Tuncer, 74 ülkeye ürün ihraç ettiklerini kaydederek “İnsanların doğal içerikli ürünlerden şu aşamada büyük beklentileri var. Vegan ürünler üzerine çok büyük beklentiler var. Yüzyıllık bir firma olmanın ağırlığıyla yeni ürünleri piyasaya sürerken özellikle araştırma şirketleri ile çalışıyoruz.” dedi.

Geleneksel bir şirket olmalarına rağmen araştırma şirketleri ile çalıştıklarını ve çok büyük bütçeler ayırdıklarını belirten Tuncer, “Bizde bütçenin birçoğu araştırma şirketlerine gider ve piyasaların beklentisi tespitini yaparız. Yani biz sona gideriz. Oradan geri gelmeye başladığınızda ve piyasada da kendinizi mukayese etmeye başladığınız zaman çok doğru noktalarda yer alabiliyorsunuz.” değerlendirmesinde bulundu

Tuncer, Kovid-19 döneminde de şimdi de işlerinin yüzde 35’inin kolonya olduğunu ifade ederek “2007 yılından itibaren kişisel bakım ürünlerine girdik. Kovid döneminde marka çok büyük değer kazandı. O zaman bir aksiyon aldık. İnsanların menfaatine olacak birtakım aksiyonlar aldığımızda markamızın da değeri çok yükseldi.” şeklinde konuştu.

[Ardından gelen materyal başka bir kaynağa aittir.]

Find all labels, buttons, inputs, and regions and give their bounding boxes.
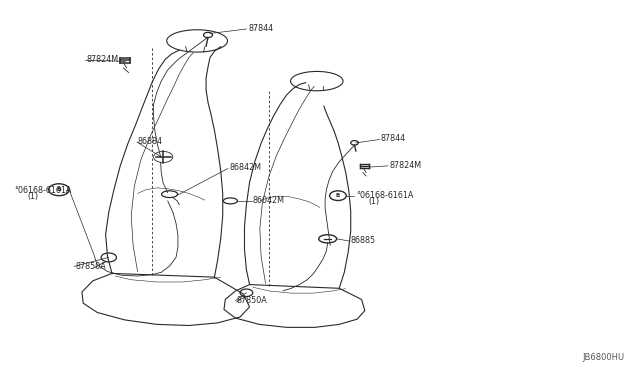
Text: °06168-6161A: °06168-6161A xyxy=(356,191,413,200)
Text: 87824M: 87824M xyxy=(86,55,118,64)
Text: 86042M: 86042M xyxy=(253,196,285,205)
Text: 87844: 87844 xyxy=(248,24,273,33)
Text: (1): (1) xyxy=(27,192,38,201)
Text: 86842M: 86842M xyxy=(229,163,261,172)
Text: (1): (1) xyxy=(369,197,380,206)
Text: 87850A: 87850A xyxy=(237,296,268,305)
Text: B: B xyxy=(336,193,340,198)
Text: 87824M: 87824M xyxy=(389,161,421,170)
Text: °06168-6161A: °06168-6161A xyxy=(14,186,72,195)
Text: 86885: 86885 xyxy=(351,236,376,245)
Text: 86884: 86884 xyxy=(138,137,163,146)
Text: 87850A: 87850A xyxy=(76,262,106,271)
Text: JB6800HU: JB6800HU xyxy=(582,353,624,362)
Text: B: B xyxy=(56,187,61,192)
Text: 87844: 87844 xyxy=(381,134,406,143)
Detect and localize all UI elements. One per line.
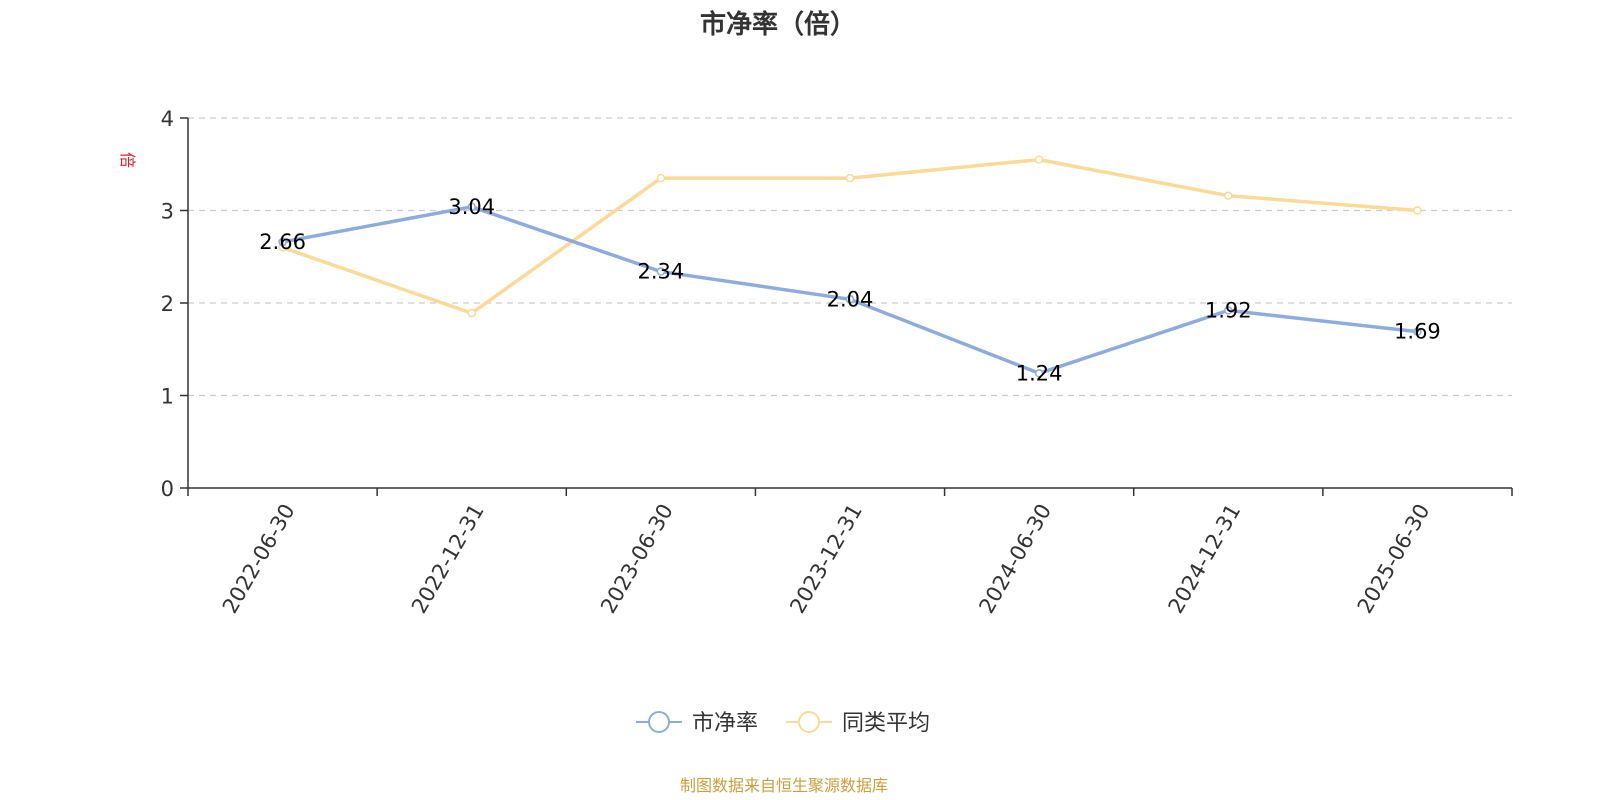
chart-title: 市净率（倍）	[700, 9, 856, 40]
data-point	[656, 267, 666, 276]
data-label: 1.24	[1016, 361, 1063, 385]
data-labels: 2.66 3.04 2.34 2.04 1.24 1.92 1.69	[259, 195, 1441, 385]
data-point	[1034, 369, 1044, 378]
y-tick-label: 3	[161, 200, 174, 224]
data-source-note: 制图数据来自恒生聚源数据库	[680, 776, 888, 795]
axes: 0 1 2 3 4 2022-06-30 2022-12-31 2023-06-30 2023-…	[161, 107, 1513, 618]
y-axis-unit-label: 倍	[118, 152, 137, 168]
legend-item-peer-average[interactable]: 同类平均	[786, 711, 930, 736]
data-label: 2.04	[827, 287, 874, 311]
legend-circle-icon	[648, 711, 670, 733]
x-tick-label: 2022-12-31	[407, 500, 489, 618]
legend-circle-icon	[798, 711, 820, 733]
legend-label: 同类平均	[842, 711, 930, 736]
data-point	[467, 308, 476, 318]
legend-label: 市净率	[692, 711, 758, 736]
x-tick-label: 2022-06-30	[218, 500, 300, 618]
x-tick-label: 2024-12-31	[1164, 500, 1246, 618]
data-label: 2.66	[259, 230, 306, 254]
data-point	[1224, 191, 1233, 200]
data-label: 3.04	[448, 195, 495, 219]
y-tick-label: 4	[161, 107, 174, 131]
data-label: 1.69	[1394, 320, 1441, 344]
series-lines	[278, 155, 1422, 378]
data-point	[656, 173, 666, 183]
data-label: 2.34	[637, 260, 684, 284]
data-point	[1413, 206, 1422, 215]
data-point	[845, 173, 855, 183]
data-point	[1224, 306, 1233, 315]
data-point	[1413, 327, 1422, 336]
legend[interactable]: 市净率 同类平均	[636, 711, 930, 736]
data-point	[278, 237, 287, 247]
data-point	[1034, 155, 1044, 164]
data-point	[845, 295, 855, 304]
data-label: 1.92	[1205, 298, 1252, 322]
y-tick-label: 1	[161, 385, 174, 409]
x-tick-label: 2024-06-30	[974, 500, 1056, 618]
grid-lines	[188, 117, 1512, 397]
x-tick-label: 2023-12-31	[785, 500, 867, 618]
legend-item-pb-ratio[interactable]: 市净率	[636, 711, 758, 736]
y-tick-label: 2	[161, 292, 174, 316]
x-tick-label: 2023-06-30	[596, 500, 678, 618]
x-tick-label: 2025-06-30	[1353, 500, 1435, 618]
data-point	[467, 202, 476, 212]
y-tick-label: 0	[161, 477, 174, 501]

Baltaş Grubu Kurucu Ortağı Prof. Dr. Acar Baltaş da insanlık tarihindeki ikinci büyük inorganik değişimden geçildiğini ve çalışan davranışının bütün dünyada değiştiğini söyledi.

İnsanların ortalama ömrünün uzamasından bahseden Baltaş, “İnanın şu an dünya en müreffeh ve varlıklı dönemini yaşıyor. Yaşadığımız zorluklara, güçlüklere rağmen çocuk ölümlerinde büyük azalmalar oldu. Çocuk işçiliği bugün yüzde 11’lere, derin yoksulluk yüzde 9’lara indi. Yani biz kötü haberleri daha hızlı algılıyoruz ve bunu genelliyoruz. Bu da doğamızdan gelen bir şey. Tehlikeye karşı uyanık olmak ve gençler arasında gördüğüm ümitsizlik sebebiyle bunları söylüyorum.” ifadelerini kullandı.